Affliction produces endurance. Endurance builds character. But proven character as the source of hope? That jolts me. I think all too often I want it to be the other way around. I expect God to fill me with hope so I can feel strong enough to pursue good character and turn away from my sin. I look for a supernatural infusion of hope that is strong enough to pull my affection away from lesser loves and turn it wholeheartedly on God.

But really, if it worked that way, it would bypass the most necessary ingredient in all of this — FAITH! By faith we are justified. By faith we stand in God’s grace. Without faith, after all, it is impossible to please God.

I read a powerful illustration for healing this week in a book called To Bless the Space Between Us. The author likened spiritual and emotional healing to the way a cut heals. The healing doesn’t come from within the wound itself. It heals at the edges first and works its way in.

The centre is the last place to heal. Clearly it is not the wound that has finally relented and decided to heal itself. Rather it is the surrounding health and wholesomeness of your body that invades the stricken place with healing.

To Bless the Space Between Us by John O’Donohue

I love the picture of encroaching wholeness swallowing up the rot instead of trying to start by healing the rotten places and building out from there. That’s not even possible! You will always crumple under the impossibility of it. The health and wholeness we need isn’t found in the centre of our wounds. Sometimes it’s a long way off, far out of our reach. But that’s the miracle of faith! Faith reaches all the way into eternity and grabs a foretaste of our ultimate happiness to pull back into the present, into our journey here and now.

I think sometimes I expect God to wave a magic wand over the centre of my wound when maybe He expects me to do a few things, by faith, around the edges, to build my endurance and character.

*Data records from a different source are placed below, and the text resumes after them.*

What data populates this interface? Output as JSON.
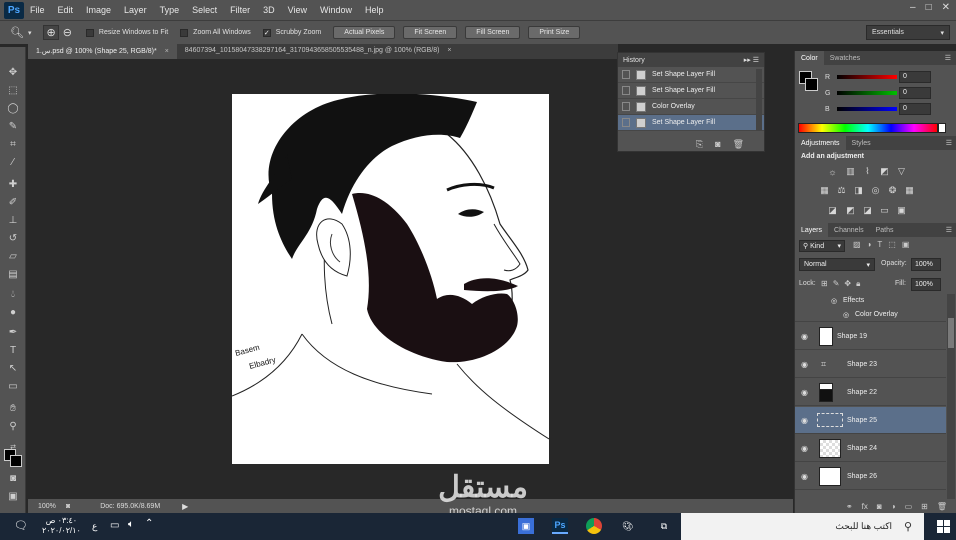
{
  "app": {
    "logo": "Ps",
    "menu": [
      "File",
      "Edit",
      "Image",
      "Layer",
      "Type",
      "Select",
      "Filter",
      "3D",
      "View",
      "Window",
      "Help"
    ],
    "window_controls": [
      "–",
      "□",
      "✕"
    ]
  },
  "options": {
    "resize_windows": "Resize Windows to Fit",
    "zoom_all": "Zoom All Windows",
    "scrubby_zoom": "Scrubby Zoom",
    "actual_pixels": "Actual Pixels",
    "fit_screen": "Fit Screen",
    "fill_screen": "Fill Screen",
    "print_size": "Print Size",
    "workspace": "Essentials"
  },
  "tabs": [
    {
      "label": "1.س.psd @ 100% (Shape 25, RGB/8)",
      "modified": "*"
    },
    {
      "label": "84607394_10158047338297164_3170943658505535488_n.jpg @ 100% (RGB/8)"
    }
  ],
  "artwork": {
    "signature_line1": "Basem",
    "signature_line2": "Elbadry"
  },
  "history": {
    "title": "History",
    "items": [
      "Set Shape Layer Fill",
      "Set Shape Layer Fill",
      "Color Overlay",
      "Set Shape Layer Fill"
    ]
  },
  "color_panel": {
    "tabs": [
      "Color",
      "Swatches"
    ],
    "sliders": [
      {
        "label": "R",
        "value": "0",
        "color": "#ff0000"
      },
      {
        "label": "G",
        "value": "0",
        "color": "#00c000"
      },
      {
        "label": "B",
        "value": "0",
        "color": "#0000ff"
      }
    ]
  },
  "adjustments": {
    "tabs": [
      "Adjustments",
      "Styles"
    ],
    "heading": "Add an adjustment"
  },
  "layers": {
    "tabs": [
      "Layers",
      "Channels",
      "Paths"
    ],
    "kind": "Kind",
    "blend_mode": "Normal",
    "opacity_label": "Opacity:",
    "opacity_value": "100%",
    "lock_label": "Lock:",
    "fill_label": "Fill:",
    "fill_value": "100%",
    "effects_label": "Effects",
    "color_overlay_label": "Color Overlay",
    "rows": [
      "Shape 19",
      "Shape 23",
      "Shape 22",
      "Shape 25",
      "Shape 24",
      "Shape 26"
    ]
  },
  "status": {
    "zoom": "100%",
    "doc_info": "Doc: 695.0K/8.69M"
  },
  "taskbar": {
    "search_placeholder": "اكتب هنا للبحث",
    "time": "٠٣:٤٠ ص",
    "date": "٢٠٢٠/٠٢/١٠",
    "lang": "ع"
  },
  "watermark": {
    "main": "مستقل",
    "sub": "mostaql.com"
  }
}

Not that He is absent or aloof in that process. His love and His Holy Spirit poured out in my heart fuel these baby steps of faith that pave the way for complete healing. As O’Donohue observes, “The old patterns do not evaporate, but become transformed under the persuasion of the soul’s new affection.”

Too often I go about my Christian growth all wrong. I get so far but then lose hope and stall out far shy of all that God has promised. He wants to be my delight, to capture my passionate affection. But do I sometimes lack the faith to believe that He can satisfy me, that in His presence there really is “fullness of joy” and at His right hand are “pleasures forevermore”? (Psalm 16:11) As C.S. Lewis said,

“…it would seem that our Lord finds our desires, not too strong, but too weak. We are half-hearted creatures, fooling about with drink and sex and ambition when infinite joy is offered us, like an ignorant child who wants to go on making mud pies in a slum because he cannot imagine what is meant by the offer of a holiday at the sea. We are far too easily pleased.”

The Weight of Glory and Other Addresses by C.S. Lewis

John Piper, in his book Desiring God, describes it this way: “We have accustomed ourselves to such meager, short-lived pleasures that our capacity for joy has shrivelled.”

Too easily pleased — that’s me sometimes. Or maybe it’s not that I’m “pleased” with what the world offers, but that, lacking faith, I’ve settled on a plateau of Christian duty when God has promised me so much more! By faith, I want to refuse to settle for anything less than plunging ahead into the spacious place where I am free to delight myself in God. I want to wrestle my way towards the blessing of hope, being absolutely convinced that God’s hope does not disappoint! And I would venture to say that that is where healing for the very epicentre of our wounds is finally found.